The feature importance ranking in our model offers clues to recognize
the most important clinical features for the onset of ARDS. Not
surprisingly, features that are directly associated with the surgical
procedure of the patient, including cardiopulmonary bypass time,
transfusion red blood cell, operation time and type of surgery, were
measured as the top 10 variables. Specifically, among the top 10
variables, cardiopulmonary bypass time was measured as the most
important feature in predicting ARDS. This result is consistent with the
findings of previous logistic regression, in which cardiopulmonary
bypass time was also identified as a significant predictor in detecting
ARDS.12,13 Epidemiological studies have also shown
that cardiac surgery with cardiopulmonary bypass is a well-known risk
factor for ARDS, and that cardiopulmonary bypass surgery is often
involved with lung injury, and sometimes with ARDS.22The exposure of blood to aphysiological surfaces, the concomitant
ischaemia-reperfusion injury, and the transfer of endotoxins from the
gut into the bloodstream can potentially activate multiple inflammatory
pathways, leading to a systemic inflammatory
response.23 In the present machine learning model, the
results also show that cardiopulmonary bypass time possesses indelible
contributions to alerting ARDS, with highly discriminatory power in
discerning disease sub-phenotype.
This study, necessarily, is subject to several limitations. The
retrospective nature of the study subjects it to selection bias, and
makes it impossible to assert causality. Further, the variables employed
to construct the models were collected retrospectively. Thus, the
performance of the model in a directly extracted real-time data
environment is also currently unknown, which may pose a significant
challenge to the implementation of the model at the bedside. In
addition, we have not yet demonstrated the performance of more recent
deep learning methods. Incorporating these algorithms may further
improve the performance of our models. Furthermore, this was a
singly-centered study with a relatively small sample size of 1011
patients, which may have limited the generalizability of our findings.

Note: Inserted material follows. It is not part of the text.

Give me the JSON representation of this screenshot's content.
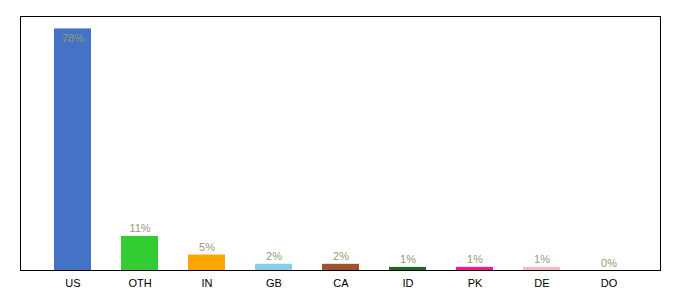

Lastly, another limitation of our study is the utilization of internal
validation, which has less power than external validation with a
prospective population. Therefore, additional prospective studies with
larger sample sizes are warranted to further evaluate our model.
CONCLUSION
ARDS, a severe form of acute lung injury, is a devastating complication
that can occur after cardiac surgery, which is associated with
significant mortality and prolonged ventilation. In this study, we
employed random forest to predict the development of ARDS in patients
undergoing cardiac surgery. The results show that random forest model
possesses high predictive power in predicting ARDS after cardiac
surgery. To our knowledge, this is the first demonstration of machine
learning in predicting ARDS after cardiac surgery. In the context of
personalized medicine, we believe that machine learning will enable us
to assess the risk of ARDS accurately and then take early preventive
measures for those patients at high risk.
CONFLICT OF INTERESTS
The authors declare that the research was conducted in the absence of
any commercial or financial relationships that could be construed as a
potential conflict of interest.
ETHICS STATEMENT
The study was approved by the local Institutional Review Board, which
waived informed consent due to the observational nature of the study.